Reader threads load a pointer to the current pattern matcher and process logs normally
Writer thread encounters an unknown pattern, sends it to the LLM for template creation
Writer thread builds a completely new pattern matcher with the new template
Atomic swap replaces the old matcher with the new one
Old matcher stays alive until all readers finish with it

Currently, rebuilding the matcher takes ~10ms for 5500 templates, during which ~85 logs might get misclassified. For most alerting systems that wait several minutes before triggering, this is acceptable.

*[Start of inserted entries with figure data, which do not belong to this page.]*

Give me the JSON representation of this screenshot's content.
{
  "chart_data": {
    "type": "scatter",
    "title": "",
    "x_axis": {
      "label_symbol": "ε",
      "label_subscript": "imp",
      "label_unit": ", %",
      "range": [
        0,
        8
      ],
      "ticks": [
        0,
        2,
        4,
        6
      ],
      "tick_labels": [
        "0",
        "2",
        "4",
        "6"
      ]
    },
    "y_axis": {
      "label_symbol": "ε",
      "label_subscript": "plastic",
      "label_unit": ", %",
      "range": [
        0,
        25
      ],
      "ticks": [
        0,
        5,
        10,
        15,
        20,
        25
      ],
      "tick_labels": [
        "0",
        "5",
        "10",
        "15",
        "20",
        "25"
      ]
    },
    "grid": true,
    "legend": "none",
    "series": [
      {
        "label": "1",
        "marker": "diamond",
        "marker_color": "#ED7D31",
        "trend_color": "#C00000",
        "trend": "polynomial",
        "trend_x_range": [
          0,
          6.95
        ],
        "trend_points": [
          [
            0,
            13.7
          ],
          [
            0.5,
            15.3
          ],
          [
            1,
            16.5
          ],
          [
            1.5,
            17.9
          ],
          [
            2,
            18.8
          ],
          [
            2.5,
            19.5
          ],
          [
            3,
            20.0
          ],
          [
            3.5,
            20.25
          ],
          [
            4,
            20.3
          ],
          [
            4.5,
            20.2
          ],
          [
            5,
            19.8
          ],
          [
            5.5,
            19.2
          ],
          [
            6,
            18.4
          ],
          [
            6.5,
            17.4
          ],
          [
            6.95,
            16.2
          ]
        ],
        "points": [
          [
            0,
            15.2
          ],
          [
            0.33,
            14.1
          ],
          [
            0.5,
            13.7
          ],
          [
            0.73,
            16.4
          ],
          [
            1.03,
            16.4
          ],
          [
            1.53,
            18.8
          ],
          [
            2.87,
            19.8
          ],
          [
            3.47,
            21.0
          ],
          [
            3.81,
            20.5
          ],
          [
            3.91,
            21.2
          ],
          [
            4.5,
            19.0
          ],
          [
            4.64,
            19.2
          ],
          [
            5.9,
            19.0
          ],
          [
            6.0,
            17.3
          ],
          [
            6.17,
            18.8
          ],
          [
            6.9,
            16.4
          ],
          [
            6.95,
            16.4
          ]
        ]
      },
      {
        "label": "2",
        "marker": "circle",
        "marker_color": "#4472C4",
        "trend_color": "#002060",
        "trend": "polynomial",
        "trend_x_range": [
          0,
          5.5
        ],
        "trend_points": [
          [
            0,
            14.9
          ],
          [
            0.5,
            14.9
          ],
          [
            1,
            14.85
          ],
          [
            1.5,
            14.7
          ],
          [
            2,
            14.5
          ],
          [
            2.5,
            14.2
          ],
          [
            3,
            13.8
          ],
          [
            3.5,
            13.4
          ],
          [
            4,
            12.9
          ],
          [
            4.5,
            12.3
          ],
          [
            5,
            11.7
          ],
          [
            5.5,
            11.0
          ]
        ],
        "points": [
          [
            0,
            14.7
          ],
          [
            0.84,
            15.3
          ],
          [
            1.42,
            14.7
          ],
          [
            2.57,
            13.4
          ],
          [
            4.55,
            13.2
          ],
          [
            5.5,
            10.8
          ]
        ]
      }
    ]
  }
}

A future optimization would implement structural sharing—only copying the parts of the matcher that actually changed. This could reduce misclassified logs during updates from ~85 to 1-2.

Real-World Impact

After using this plugin in production:

Faster debugging: Root cause identification dropped from ~15 minutes to ~3 minutes Better workflow: 80% reduction in tab switching between dashboards and logging systems
Fewer false alarms: 40% reduction in unnecessary escalations when logs showed expected behavior

The plugin eliminates the cognitive overhead of correlating metrics with logs manually, letting you focus on actually solving problems instead of hunting for context.

What’s Next

Trace integration: Show distributed traces when hovering over latency spikes Better template descriptions: More descriptive placeholders like [USER_ID] instead of [MASK]
Model improvements: Fine-tuning LLMs for specific log formats (Linux system logs currently need more examples) Incremental updates: Only send changes to the pattern matcher instead of rebuilding it entirely

Try It Yourself

Both components are open source:

Grafana Plugin: https://github.com/StandardRunbook/grafana-hover-plugin
Log Analysis Backend: https://github.com/StandardRunbook/log_analysis

The plugin is currently pending Grafana’s approval process. Install from source:

# Install the plugin
git clone https://github.com/StandardRunbook/grafana-hover-plugin
cd grafana-hover-plugin
pnpm run build
pnpm run server

# Install the log analysis backend
git clone https://github.com/StandardRunbook/log_analysis
cd log_analysis
# Follow setup instructions in README

Your 3 AM debugging sessions will never be the same.